Título: Crime e Criminosos
Data: 25 de março de 1906
Notas: Título original: Crime and Criminals. Texto publicado originalmente no periódico The Liberator em 25 de março de 1906. Esse periódico foi editado pela Lucy Parsons de 1905 até 9999 e era publicado pela Industrial Workers of the World (IWW). Traduzido por Escurecendo o Anarquismo

Nossos santos cristãos e outras pessoas de boa índole levantam as mãos em horror, ao contemplar a prevalência do crime entre as “classes mais baixas”. Crimes, ou atos não sociáveis entre as “classes mais baixas”, são apenas um reflexo de crimes ou roubos das classes superiores ou “melhores classes”. Nós roubamos nossos filhos antes que eles nasçam. Quantos milhares, talvez milhões, de mães entre a classe trabalhadora existem que veem mil e um artigos enquanto estão em um estado de gravidez onde seu apetite anseia ou seu coração deseja e, ainda assim, são incapazes de satisfazê-lo? Elas andam pelas ruas, admirando as vitrines maravilhosas, tudo para atrair os olhos e causar ao coração o desejo, ainda incapaz, devido à pobreza, de satisfazer tamanhos anseios naturais. Qual é a consequência?

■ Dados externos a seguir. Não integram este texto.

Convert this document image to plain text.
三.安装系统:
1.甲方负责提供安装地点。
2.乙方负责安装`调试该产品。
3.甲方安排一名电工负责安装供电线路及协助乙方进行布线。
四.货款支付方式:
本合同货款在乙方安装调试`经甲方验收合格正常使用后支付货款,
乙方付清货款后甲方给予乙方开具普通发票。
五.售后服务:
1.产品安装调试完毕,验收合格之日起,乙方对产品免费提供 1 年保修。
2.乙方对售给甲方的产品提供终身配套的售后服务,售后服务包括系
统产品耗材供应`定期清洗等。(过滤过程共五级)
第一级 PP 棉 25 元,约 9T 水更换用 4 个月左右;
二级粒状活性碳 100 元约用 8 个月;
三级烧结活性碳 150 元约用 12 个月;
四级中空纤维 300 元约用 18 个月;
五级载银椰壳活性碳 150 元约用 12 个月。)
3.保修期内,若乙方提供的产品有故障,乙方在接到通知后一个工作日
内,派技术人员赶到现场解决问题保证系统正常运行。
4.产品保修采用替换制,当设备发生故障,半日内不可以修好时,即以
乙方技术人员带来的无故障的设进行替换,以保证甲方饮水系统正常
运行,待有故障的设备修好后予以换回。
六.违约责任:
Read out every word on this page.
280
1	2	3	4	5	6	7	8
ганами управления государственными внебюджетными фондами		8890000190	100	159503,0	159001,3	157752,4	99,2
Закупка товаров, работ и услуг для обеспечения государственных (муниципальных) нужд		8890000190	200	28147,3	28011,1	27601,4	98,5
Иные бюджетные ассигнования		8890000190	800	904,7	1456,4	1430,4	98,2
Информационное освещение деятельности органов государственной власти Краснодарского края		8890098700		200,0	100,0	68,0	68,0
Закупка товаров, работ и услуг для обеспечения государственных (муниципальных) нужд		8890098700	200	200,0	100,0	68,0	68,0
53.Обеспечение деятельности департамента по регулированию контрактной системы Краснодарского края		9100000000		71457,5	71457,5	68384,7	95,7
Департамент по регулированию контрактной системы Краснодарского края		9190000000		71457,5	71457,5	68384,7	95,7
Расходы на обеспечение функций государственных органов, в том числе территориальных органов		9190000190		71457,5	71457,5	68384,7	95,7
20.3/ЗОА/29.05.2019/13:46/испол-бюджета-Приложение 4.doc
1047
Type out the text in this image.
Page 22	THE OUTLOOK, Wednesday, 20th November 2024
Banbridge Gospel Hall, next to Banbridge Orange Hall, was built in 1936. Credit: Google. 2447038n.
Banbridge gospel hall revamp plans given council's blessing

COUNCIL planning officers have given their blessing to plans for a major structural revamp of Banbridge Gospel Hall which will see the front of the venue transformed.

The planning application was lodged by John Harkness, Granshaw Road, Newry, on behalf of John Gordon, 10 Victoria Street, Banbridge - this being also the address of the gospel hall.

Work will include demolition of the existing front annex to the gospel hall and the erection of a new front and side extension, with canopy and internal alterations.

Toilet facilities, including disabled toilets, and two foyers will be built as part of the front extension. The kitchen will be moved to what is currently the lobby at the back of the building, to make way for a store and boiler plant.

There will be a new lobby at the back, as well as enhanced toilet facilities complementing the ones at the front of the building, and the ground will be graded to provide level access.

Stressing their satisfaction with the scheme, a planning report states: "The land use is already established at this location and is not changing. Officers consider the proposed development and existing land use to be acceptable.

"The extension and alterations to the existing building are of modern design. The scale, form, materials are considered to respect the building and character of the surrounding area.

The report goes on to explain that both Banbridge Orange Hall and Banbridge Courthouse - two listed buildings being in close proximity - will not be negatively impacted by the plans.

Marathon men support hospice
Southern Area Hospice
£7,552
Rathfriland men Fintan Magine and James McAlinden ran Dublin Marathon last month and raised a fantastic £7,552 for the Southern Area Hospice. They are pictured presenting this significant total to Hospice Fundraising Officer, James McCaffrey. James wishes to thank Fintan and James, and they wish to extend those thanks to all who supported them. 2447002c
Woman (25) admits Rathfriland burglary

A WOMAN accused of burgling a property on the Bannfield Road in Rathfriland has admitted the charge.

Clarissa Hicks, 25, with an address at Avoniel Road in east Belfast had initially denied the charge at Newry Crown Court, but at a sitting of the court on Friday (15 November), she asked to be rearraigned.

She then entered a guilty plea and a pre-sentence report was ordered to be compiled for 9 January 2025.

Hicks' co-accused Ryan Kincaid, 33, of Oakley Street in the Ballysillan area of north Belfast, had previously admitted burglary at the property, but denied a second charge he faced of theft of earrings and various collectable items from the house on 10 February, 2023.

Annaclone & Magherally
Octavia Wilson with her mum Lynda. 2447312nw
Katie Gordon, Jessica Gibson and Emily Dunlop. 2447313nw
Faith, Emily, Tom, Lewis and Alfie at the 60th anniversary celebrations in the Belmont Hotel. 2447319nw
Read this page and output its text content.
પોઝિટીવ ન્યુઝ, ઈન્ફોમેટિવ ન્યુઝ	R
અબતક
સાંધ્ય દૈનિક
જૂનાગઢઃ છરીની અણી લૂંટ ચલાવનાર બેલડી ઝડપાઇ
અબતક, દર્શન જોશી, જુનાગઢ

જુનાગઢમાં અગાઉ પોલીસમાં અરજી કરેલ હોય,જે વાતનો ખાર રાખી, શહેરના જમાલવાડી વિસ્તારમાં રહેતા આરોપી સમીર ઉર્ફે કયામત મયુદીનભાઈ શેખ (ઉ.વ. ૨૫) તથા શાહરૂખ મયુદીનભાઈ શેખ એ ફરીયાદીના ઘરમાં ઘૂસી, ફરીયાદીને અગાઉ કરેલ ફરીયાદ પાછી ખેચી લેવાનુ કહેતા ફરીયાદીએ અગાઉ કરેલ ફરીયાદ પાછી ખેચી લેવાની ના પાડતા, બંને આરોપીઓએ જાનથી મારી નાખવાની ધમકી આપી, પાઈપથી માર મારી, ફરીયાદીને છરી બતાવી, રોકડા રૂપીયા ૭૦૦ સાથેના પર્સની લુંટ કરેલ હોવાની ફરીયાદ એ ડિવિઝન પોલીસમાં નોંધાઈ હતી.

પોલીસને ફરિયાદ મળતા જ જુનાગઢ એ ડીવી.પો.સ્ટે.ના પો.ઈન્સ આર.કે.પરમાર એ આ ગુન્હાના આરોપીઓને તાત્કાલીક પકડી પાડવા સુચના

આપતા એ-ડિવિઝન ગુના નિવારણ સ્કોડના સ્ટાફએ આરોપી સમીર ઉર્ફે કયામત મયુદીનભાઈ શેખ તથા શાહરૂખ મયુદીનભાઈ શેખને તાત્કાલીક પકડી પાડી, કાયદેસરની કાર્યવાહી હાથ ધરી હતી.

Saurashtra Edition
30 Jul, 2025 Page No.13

O filho ainda não nascido fica impressionado, ele sente o mesmo desapontamento que a mãe sente; ele fica impressionado por isso. Nós o assaltamos antes do nascimento. Ele adentra ao mundo com uma natureza de cobiça não satisfeita. Essa tendência aumenta firmemente com o passar dos anos; o desejo aumenta por causa da pobreza e, finalmente, a criança estende a mão e toma a propriedade de alguém. Isso é roubo, é realizado de forma ilegal; então a sociedade, pela primeira vez, demonstra interesse nesse ser humano. Ela avança para punir a criança. Está pronta agora para infligir tortura à vítima do seu próprio sistema falso, antinatural e desumano. Quão melhor, mais inteligente e barato teria sido tornar as condições naturais e sociais para que a criança visse a luz da Terra sob as melhores condições possíveis ao invés de — como é quase sempre o caso — sob as piores condições.

Quão melhor isso seria do que construir prisões enormes e sombrias, supervisionadas por carcereiros, os quais enrijecem e corrompem suas naturezas ainda mais. E o caso também é verdade para assassinatos, legais ou ilegais, ou linchamentos. A mídia sensacionalista dá todos os sangrentos detalhes de tais ocorrências em manchetes enormes gritantes. Elas chamam a atenção de milhares de futuras mães; elas são impressionadas pelo horror e seus detalhes e elas, por sua vez, impressionam seus filhos ainda não nascidos. A criança nasce, atinge o estado de homem e mulher, alguma adversidade cruza seu caminho e a antiga impressão pré-natal corre sobre ela e uma terrível ação é cometida! A comunidade se choca e imagina de onde tamanho monstro poderia ter saído. Outro candidato se inicia para a prisão ou para a forca. Assim, a longa procissão está sempre trilhando seu caminho através dos tempos. A velha bruxa de cabeça grisalha, a sociedade, joga suas mãos para cima em horror “sagrado” quando um dos seus filhos comete um ato horrível. Ela nunca reconhece o fato de que é apenas um reflexo das suas próprias maldades. O crime é apenas uma doença social.

Quando a sociedade se desenvolver o suficiente para suplantar a prisão por escolas, pôr o professor no lugar do carrasco e um tratamento generoso no lugar da punição e substituir a justiça e bondade no lugar da brutalidade, nós ouviremos bem menos sobre “crimes e criminosos”.